Domains, DNS, Websites, EMail, Registrations – What a mess!

A large part of our business is creating and launching websites…updates, revamps, sites for new companies and more.  Inevitably we arrive at the point where we need to launch the website, and that’s often when we realize how difficult it is for a client to understand the mess that is Domain name ownership, DNS Settings and Hosting (yes, DNS Hosting is its own Hosting, often separate from Website Hosting), Website Hosting, and Email.  We try to get this information early in projects, but even having it and being reasonbly sure we know what to do in order to launch a site, its still a big mystery and often source of confusion and frustration for our clients.

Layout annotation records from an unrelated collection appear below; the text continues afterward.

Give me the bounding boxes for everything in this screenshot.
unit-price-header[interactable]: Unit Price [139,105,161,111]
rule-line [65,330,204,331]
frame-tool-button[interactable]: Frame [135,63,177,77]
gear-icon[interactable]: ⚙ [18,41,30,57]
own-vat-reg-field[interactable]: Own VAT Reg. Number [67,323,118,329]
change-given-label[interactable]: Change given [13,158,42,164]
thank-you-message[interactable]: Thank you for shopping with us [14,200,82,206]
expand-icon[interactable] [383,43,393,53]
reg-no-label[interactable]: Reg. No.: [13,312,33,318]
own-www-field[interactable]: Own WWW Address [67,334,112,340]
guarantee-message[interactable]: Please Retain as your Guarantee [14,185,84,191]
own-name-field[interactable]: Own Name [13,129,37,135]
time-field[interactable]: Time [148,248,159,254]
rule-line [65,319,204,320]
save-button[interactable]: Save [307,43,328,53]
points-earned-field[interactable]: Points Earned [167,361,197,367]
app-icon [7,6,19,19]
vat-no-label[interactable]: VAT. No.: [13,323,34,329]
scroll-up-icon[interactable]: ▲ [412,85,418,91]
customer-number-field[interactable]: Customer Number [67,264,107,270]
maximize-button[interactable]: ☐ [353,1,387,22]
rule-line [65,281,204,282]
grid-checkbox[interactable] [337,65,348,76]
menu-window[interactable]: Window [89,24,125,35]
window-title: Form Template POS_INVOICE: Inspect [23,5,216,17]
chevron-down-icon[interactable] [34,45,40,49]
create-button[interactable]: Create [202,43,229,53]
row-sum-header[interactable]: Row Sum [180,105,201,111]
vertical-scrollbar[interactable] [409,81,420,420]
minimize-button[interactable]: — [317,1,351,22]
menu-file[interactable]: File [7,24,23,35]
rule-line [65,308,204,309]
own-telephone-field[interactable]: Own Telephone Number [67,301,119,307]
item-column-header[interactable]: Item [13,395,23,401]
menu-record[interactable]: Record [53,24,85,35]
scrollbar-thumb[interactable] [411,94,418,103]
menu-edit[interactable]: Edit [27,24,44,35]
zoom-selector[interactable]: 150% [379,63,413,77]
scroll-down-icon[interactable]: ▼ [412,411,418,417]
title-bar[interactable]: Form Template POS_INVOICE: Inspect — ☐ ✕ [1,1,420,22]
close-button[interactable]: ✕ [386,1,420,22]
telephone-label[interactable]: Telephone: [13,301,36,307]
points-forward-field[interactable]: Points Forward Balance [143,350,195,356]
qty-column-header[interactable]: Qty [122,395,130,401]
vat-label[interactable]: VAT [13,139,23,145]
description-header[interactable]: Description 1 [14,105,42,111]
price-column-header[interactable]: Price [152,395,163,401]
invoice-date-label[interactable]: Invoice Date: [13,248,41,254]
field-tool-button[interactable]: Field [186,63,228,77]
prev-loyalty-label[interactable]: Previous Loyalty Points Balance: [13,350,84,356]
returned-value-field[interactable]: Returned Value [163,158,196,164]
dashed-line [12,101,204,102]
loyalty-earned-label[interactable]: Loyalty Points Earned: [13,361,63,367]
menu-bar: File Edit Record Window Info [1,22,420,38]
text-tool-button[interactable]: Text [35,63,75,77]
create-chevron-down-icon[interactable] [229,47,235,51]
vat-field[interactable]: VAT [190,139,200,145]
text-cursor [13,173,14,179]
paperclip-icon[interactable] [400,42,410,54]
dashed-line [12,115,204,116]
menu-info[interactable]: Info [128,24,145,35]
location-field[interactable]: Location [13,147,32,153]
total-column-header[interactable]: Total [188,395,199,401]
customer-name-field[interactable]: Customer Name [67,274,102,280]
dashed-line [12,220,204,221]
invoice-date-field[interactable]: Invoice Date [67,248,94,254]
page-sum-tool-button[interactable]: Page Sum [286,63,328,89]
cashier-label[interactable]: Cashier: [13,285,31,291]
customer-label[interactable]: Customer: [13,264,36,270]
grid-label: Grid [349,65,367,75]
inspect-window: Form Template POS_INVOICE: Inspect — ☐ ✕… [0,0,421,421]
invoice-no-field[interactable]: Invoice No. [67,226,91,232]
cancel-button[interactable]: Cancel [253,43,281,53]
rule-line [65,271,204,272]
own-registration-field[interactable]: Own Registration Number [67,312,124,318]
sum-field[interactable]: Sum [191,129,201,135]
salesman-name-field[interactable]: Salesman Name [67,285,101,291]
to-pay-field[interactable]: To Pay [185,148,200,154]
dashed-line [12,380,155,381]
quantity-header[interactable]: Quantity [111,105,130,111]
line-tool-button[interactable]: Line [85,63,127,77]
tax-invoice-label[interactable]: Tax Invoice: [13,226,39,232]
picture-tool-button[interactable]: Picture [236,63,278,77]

Here is a discussion on these issues that will hopefully help make some sense of this:

  1. The Domain Name – It all starts here, we could point our clients to 107.6.4.230, but as humans we tend to understand names and words that point to the things we are trying to access, like MARSWorks.com when we want to find out what friendly martians are up to on earth.  Registering a domain name is as simple as finding a registrar, a name that nobody has bought yet, and then paying for it.  As a client, you should purchase your own domain names, and then give developers like us access to make changes only when we need to.  GoDaddy has a nice setup here and allows you to grant and remove permissions for your developers to manage your domain name settings….other registrars may not and that’s fine, making things a bit more clunky if you’re hosting your DNS settings in the same place…so, on to DNS Hosting…
  2. DNS Hosting – Owning the domain name is the first step…the next step is to point the domain’s nameservers to a DNS host.  Historically this was the ISP where one would host their website (and often bundled with email) and for the price of the website hosting, that ISP would generally provide both DNS hosting and email hosting.  Over the years, the Internet and its services have become much more specialized and we feel it makes sense to just leave the DNS hosting with the domain registrar, or find specialists like DNSimple to host your DNS settings.
  3. Web Hosting – There are many choices here, from discount providers hosting websites for a few dollars/month, to specialized Cloud Hosting systems, and Platform-As-A-Service sites we like for Drupal and WordPress projects.  When hosting Drupal and WordPress, we look to the experts at Pantheon and WPEngine respectively.  These hosts integrate well with our development workflow, make updates easy and/or automatic, and take care of so many other things on an ongoing basis that makes their extra cost well worth it.  In the long run, they may even save you money.  Forgetting (or delaying) updates to WordPress or Drupal and being hacked will cost you more to repair and deal with than the increase in cost of a specialized host…and the downtime and reputation loss of a hacked or compromised website is difficult to measure, but is certainly costly.  For our application development projects, we rely on Microsoft Azure as a flexible and poweful web host where we can create many environments or platforms easily and at a reasonable cost.
  4. EMail – In the past, especially for our small business customers we would purchase domain names, then point them to an ISP that would handle the rest (DNS Hosting, Web Hosting and EMail).  These days, we use Gmail as many of our customers do…some use other specialized hosts like Rackspace or other cloud based systems for managing this aspect of their business.

In order to keep things under control and manageable when moving services, it is important that clients of development agencies like ours retain control over these systems and accounts.  We strongly recommend breaking them into different components from different providers.  Yes, its true, your Domain Name, DNS Hosting, Web Hosting and Email can and likely should be hosted in different places.  Not only can you choose the best for each service, but you can easily move from one to the next without major disruption or confusion.  Launching sites is challenging enough, trying to talk to clients about their various accounts and systems in these areas can be very confusing and frustrating.

Clients should know what each of these components are, why they need them, and make sure they can login and have the login details stored or accessible when the time comes that they are needed.  If they don’t, one of our first discussions with a client is to document everything in this area, and in some cases move services to some of the providers we’ve noted to make things easy to deal with now and in the future.